Wheelock with his son.
Wheelock with his son AJ.

In fact, part of why I wanted to adopt a child is because adoption for me is social justice. It’s a way to provide a human being with the opportunity to fulfill his or her potential, whatever that is. On a more personal level, adopting my son felt karmic. It was a way for me to give the universe the same thing the universe gave to me—an opportunity. Of course on top of all this, my wife and I wanted a child and felt ready for one (or as ready as one could feel), but I eventually found out that my son would give me more than I had imagined.

Wheelock's wife and son.
AJ and his mom, Marcia.

Our social worker told us that black boys are the most difficult foster children to permanently place, which we found saddening but not surprising. In fact, some potential adoptive parents explicitly stated they didn’t want a black child and would wait years to get a non-black one, despite the overwhelming supply of black children in the foster care system who need a home. In June of 2011, our social worker told us that there was a child who she thought would be available for adoption if we were interested: a 2½-year-old African-American boy. He had been with a different foster family for the previous 18 months. His current foster mother didn’t want to adopt him, and the state was already undergoing termination of his birth mother’s parental rights. She was struggling with drug addiction and mental illness and had been in and out of correctional facilities much of her adult life. At that time no one knew who his father was, but we later discovered his father had tragically died shortly after his son’s birth when he was 22 years of age. We’re not sure if my son’s birth father ever knew he had been born. We told our social worker we were very interested and took him into our home and adopted him about seven months later.
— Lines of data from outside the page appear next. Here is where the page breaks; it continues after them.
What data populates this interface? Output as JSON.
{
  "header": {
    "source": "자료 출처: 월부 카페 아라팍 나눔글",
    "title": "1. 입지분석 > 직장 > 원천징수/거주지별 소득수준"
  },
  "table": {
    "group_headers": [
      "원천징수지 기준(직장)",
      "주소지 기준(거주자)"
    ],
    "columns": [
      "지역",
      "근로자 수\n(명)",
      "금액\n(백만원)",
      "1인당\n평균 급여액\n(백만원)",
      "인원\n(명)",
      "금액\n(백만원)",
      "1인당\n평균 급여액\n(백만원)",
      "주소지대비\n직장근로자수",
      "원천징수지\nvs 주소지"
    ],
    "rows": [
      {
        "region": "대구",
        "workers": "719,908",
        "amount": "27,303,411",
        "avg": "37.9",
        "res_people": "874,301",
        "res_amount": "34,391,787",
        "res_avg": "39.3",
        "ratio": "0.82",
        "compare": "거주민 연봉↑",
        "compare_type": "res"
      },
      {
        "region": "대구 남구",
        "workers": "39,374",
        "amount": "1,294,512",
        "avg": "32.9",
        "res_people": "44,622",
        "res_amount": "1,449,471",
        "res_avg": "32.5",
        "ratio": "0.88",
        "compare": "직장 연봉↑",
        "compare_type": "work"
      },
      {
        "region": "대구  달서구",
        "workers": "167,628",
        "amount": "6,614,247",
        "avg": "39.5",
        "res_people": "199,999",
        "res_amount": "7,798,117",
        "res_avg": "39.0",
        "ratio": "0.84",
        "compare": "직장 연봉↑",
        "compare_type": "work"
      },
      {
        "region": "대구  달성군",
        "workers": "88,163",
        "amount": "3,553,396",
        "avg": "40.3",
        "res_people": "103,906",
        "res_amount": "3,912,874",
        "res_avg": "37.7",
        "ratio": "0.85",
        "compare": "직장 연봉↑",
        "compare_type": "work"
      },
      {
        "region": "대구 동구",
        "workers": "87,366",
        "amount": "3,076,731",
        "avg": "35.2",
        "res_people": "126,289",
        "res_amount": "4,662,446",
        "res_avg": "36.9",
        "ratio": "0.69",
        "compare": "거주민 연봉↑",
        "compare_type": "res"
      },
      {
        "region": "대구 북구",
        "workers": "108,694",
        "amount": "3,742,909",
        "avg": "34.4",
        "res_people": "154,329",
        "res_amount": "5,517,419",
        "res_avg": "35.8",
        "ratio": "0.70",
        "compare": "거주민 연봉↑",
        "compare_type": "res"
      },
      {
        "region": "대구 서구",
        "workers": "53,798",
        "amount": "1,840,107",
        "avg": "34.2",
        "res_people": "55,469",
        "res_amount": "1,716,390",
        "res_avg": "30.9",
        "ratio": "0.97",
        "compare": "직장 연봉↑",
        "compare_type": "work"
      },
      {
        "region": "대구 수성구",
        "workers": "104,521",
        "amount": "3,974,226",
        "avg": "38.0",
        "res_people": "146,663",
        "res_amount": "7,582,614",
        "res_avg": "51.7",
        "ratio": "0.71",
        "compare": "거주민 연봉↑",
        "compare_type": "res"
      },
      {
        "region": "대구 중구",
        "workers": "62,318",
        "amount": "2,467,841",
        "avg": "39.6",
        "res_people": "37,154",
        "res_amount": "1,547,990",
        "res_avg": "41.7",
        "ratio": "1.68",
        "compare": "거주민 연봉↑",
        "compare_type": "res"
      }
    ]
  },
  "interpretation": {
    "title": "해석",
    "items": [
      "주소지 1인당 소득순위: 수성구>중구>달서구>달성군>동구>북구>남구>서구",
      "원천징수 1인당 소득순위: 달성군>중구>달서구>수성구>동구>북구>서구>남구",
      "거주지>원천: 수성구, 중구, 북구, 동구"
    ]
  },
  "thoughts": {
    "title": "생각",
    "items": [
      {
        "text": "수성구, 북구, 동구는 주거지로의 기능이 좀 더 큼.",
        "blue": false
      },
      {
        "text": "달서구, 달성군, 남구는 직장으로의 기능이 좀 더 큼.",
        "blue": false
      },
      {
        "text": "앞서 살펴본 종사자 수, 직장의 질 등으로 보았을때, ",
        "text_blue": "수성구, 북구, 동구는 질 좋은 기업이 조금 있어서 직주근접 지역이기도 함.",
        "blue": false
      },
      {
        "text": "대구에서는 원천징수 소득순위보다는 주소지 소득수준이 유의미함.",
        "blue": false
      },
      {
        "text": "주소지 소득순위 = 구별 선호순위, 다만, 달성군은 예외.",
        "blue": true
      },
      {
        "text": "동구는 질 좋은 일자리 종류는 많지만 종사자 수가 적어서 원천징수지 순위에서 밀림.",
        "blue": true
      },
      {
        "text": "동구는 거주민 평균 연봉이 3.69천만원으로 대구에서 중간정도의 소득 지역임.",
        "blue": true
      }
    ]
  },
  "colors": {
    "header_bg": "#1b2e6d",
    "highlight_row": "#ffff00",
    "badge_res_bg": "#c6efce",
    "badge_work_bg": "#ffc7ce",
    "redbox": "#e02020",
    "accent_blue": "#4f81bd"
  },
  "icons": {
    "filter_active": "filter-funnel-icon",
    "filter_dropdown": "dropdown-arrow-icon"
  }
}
In the past two and a half years, my son has grown into a sensitive, sweet, smart, funny little person. He tells me stories about his days at school, and he tells me that he can’t eat small pickles because they are too cute. Every morning he wakes me up by crawling into my bed and lays his head on my chest. He’s an amazing swimmer and loves the Transformers. He is one of the best things that has happened to me. But adopting him has changed my life in ways I hadn’t expected.

As previously mentioned, it is important for me that our family openly recognize, discuss, and celebrate racial differences. I want him to embrace and accept who he is. How could I teach my son to accept and be comfortable with himself if I couldn’t do the same? Shortly after my son’s adoption, I made a concerted effort to explore my Korean heritage. I’ve fully jumped on the hallyu (the exportation of Korean pop culture) bandwagon. I’m taking Korean language classes at a local university. I’m also planning to return to Korea for my first time next summer. (My best friend knows other adopted Korean Americans who have experienced something similar and refers to it as a “Koreisis.”) While getting to know what it means to be Korean, I’ve begun to accept and even take pride in my racial and ethnic background. Adopting my son has helped free me from trying to run away from myself. Some of these changes were slowly happening already. Just getting older and ostensibly wiser has led me to be more comfortable with who I am. Yet adopting my son forced me to face these issues honestly and with purpose.

Darren Wheelock is in the department of social and cultural sciences at Marquette University. His research interests include racial and ethnic stratification, criminology, and social control.